Buzdan Kalpler - Kitap kapağı

Buzdan Kalpler

Kali Gagnon

0
Views
2.3k
Chapter
15
Age Rating
18+

Summary

Babasının ölümünden sonra Kate, New York’a dönüp ona miras kalan hokey takımının başına geçer. Bir gece eğlenmek için dışarı çıktığında ise kendini yakışıklı bir yabancıyla öpüşürken bulur.

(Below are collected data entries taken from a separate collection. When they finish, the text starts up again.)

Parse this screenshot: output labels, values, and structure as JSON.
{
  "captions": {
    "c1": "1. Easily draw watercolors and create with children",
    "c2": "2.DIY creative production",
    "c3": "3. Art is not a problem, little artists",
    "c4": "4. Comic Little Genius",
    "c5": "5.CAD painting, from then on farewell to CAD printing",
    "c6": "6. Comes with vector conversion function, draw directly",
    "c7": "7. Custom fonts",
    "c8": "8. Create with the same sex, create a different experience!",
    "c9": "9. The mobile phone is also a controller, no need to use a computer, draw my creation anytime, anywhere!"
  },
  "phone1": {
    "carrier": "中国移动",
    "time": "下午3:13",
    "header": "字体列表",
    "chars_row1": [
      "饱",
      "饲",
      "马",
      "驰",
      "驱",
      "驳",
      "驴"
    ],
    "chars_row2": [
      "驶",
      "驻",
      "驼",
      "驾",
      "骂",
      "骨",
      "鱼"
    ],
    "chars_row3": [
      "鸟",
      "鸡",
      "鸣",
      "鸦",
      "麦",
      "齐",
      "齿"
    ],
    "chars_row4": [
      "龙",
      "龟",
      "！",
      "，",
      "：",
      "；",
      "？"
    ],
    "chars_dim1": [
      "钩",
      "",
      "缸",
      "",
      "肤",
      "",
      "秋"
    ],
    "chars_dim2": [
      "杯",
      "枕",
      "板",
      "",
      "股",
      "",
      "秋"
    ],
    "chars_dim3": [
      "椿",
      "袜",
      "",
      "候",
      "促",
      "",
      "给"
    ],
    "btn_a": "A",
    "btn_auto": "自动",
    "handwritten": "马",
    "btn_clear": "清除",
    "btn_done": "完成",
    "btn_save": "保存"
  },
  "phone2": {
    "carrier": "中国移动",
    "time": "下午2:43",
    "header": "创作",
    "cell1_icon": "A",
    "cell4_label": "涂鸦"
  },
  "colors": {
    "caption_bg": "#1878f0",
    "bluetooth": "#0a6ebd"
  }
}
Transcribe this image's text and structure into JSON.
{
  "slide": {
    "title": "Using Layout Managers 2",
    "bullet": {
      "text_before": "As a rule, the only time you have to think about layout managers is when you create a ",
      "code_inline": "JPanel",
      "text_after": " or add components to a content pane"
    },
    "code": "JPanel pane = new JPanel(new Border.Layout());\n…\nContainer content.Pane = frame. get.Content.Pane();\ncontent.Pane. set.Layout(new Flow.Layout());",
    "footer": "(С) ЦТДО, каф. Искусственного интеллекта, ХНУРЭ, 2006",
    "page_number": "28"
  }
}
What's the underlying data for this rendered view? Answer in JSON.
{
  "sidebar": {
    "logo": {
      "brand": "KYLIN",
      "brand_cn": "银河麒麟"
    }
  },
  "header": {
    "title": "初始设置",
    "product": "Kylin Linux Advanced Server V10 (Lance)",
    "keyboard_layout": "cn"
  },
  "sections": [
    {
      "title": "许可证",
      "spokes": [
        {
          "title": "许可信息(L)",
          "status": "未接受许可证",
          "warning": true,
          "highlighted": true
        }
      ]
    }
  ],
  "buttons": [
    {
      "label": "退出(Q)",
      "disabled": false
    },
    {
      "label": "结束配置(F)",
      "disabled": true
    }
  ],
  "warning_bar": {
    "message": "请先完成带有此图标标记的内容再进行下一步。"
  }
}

Günler sonra yabancının kim olduğunu öğrenecektir. Bu, uğruna çok çalıştığı her şeyi kaybetmek istemiyorsa uzak durması gereken birisidir. Adamın etrafında dönüp durması, vermesi zor bir kararla karşı karşıya kalmasına neden olacaktır.

Yaş Sınırı: 18+

Fazla göster

Birinci Bölüm

KATE

Sonunda inadı bırakıp kız kardeşime, “Ne oldu?” diye sordum.

Paris’ten New York’a giden uçakta yedi saat boyunca sesli bir şekilde iç çekmişti. JFK’de bir ona bir buna çarparak yürürken onun vereceği yanıtı beklemeye koyuldum.

Beyaz kazağının tozunu aldıktan sonra alev püsküren gözlerle bana baktı. “Babamın jeti varken neden vasat bir uçağa binmek zorunda olduğumuzu anlamıyorum.”

Etrafımdaki insanlara baktım. Kimsenin onun saçma yakınmalarını duymaması için dua ediyordum. “Birinci sınıfta uçtuğumuzun farkındasın, değil mi?”

Nicolette bana dönüp fısıldayarak, “Arada uçurum var, Kate,” dedi.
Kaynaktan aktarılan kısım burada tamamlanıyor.